# Definition talk:Product Space (Topology)

## Tychonoff Topology

Let $\mathcal{T}$ be the Tychonoff topology on $X$. Since $\mathcal{T}$ is the topology generated by $\mathcal S = \left\{{\operatorname {pr}_i^{-1} \left({U}\right) : i \in I, U \in \vartheta_i}\right\}$ isn't it also the topology that renders all projections continuous (linear) functionals? Therefore, $\mathcal{T}$ is the product topology on $X$. What one needs to prove is that the functions:

$\pi_1(x)=x_1$

and

$\pi_2(x)=x_2$

where $x\in X$ is $x=(x_1,x_2)$ with $x_1\in X_1$ and $x_2\in X_2$,

are continuous with respect to the described topology with basis $\mathcal{B}$. However, I don't like very much this definition because firstly it refers only to cartesian products between two topological spaces (while you can have Cartesian products made up of arbitrarily many such spaces) and because most textbooks provide the definition that the product topology is the topology that renders all projections continuous (i.e. exactly this definition). For example S. Axler and K.A. Ribet, "A Taste of Topoology", Springer Editions, Berlin 2005, ISBN: 0-387-25790-X. I suggest that we modify the definition of Product topology and have just a link to the Tychonoff topology.

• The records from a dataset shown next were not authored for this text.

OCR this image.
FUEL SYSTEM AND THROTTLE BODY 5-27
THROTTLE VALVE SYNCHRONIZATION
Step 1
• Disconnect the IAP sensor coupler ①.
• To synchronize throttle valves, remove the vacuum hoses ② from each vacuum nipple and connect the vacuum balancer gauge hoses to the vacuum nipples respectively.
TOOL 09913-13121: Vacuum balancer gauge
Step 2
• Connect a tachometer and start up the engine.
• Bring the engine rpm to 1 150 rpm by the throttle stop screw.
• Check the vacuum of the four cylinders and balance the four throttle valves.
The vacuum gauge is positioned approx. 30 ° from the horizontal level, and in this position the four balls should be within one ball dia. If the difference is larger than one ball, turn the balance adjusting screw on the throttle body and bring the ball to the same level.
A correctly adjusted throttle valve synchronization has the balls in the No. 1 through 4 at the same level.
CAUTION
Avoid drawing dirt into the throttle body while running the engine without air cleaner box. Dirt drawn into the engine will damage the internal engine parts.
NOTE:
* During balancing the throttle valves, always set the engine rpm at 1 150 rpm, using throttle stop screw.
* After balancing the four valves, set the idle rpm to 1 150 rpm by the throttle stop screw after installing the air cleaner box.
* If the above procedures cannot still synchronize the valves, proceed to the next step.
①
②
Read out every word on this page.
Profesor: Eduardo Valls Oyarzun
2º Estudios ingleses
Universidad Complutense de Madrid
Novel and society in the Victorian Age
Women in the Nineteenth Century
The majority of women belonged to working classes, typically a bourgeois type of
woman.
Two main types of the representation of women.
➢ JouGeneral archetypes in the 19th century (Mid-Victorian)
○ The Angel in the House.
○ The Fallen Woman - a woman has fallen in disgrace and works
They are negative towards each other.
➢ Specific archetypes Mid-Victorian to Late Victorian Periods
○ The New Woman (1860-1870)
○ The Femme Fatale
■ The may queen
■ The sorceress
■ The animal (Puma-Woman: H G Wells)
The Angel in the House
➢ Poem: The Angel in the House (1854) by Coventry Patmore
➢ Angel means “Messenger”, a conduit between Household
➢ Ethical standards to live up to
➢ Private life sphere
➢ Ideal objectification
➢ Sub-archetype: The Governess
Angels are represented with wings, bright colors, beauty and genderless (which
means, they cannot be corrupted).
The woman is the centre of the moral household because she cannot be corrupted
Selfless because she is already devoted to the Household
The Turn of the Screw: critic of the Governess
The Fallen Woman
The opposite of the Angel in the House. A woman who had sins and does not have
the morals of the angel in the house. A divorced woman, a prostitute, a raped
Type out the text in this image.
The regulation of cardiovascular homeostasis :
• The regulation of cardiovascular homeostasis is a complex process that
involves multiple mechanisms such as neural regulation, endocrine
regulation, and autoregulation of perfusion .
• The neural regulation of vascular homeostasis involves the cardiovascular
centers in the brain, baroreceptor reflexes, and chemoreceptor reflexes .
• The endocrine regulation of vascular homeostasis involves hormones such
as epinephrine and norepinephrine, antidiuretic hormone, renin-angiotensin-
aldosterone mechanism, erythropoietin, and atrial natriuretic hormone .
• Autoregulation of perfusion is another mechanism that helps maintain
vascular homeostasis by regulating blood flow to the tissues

While I agree with most of what you say, some remarks are in order. First of all, the projections aren't functionals in the functional analytic sense of the word (which is the only one known to me), they are operators. Linearity subsumes an additive structure, which isn't given. Lastly, please be aware that the definition of an arbitrary Cartesian product needs the Axiom of Choice to render it nonempty. --Lord_Farin 12:15, 30 November 2011 (CST)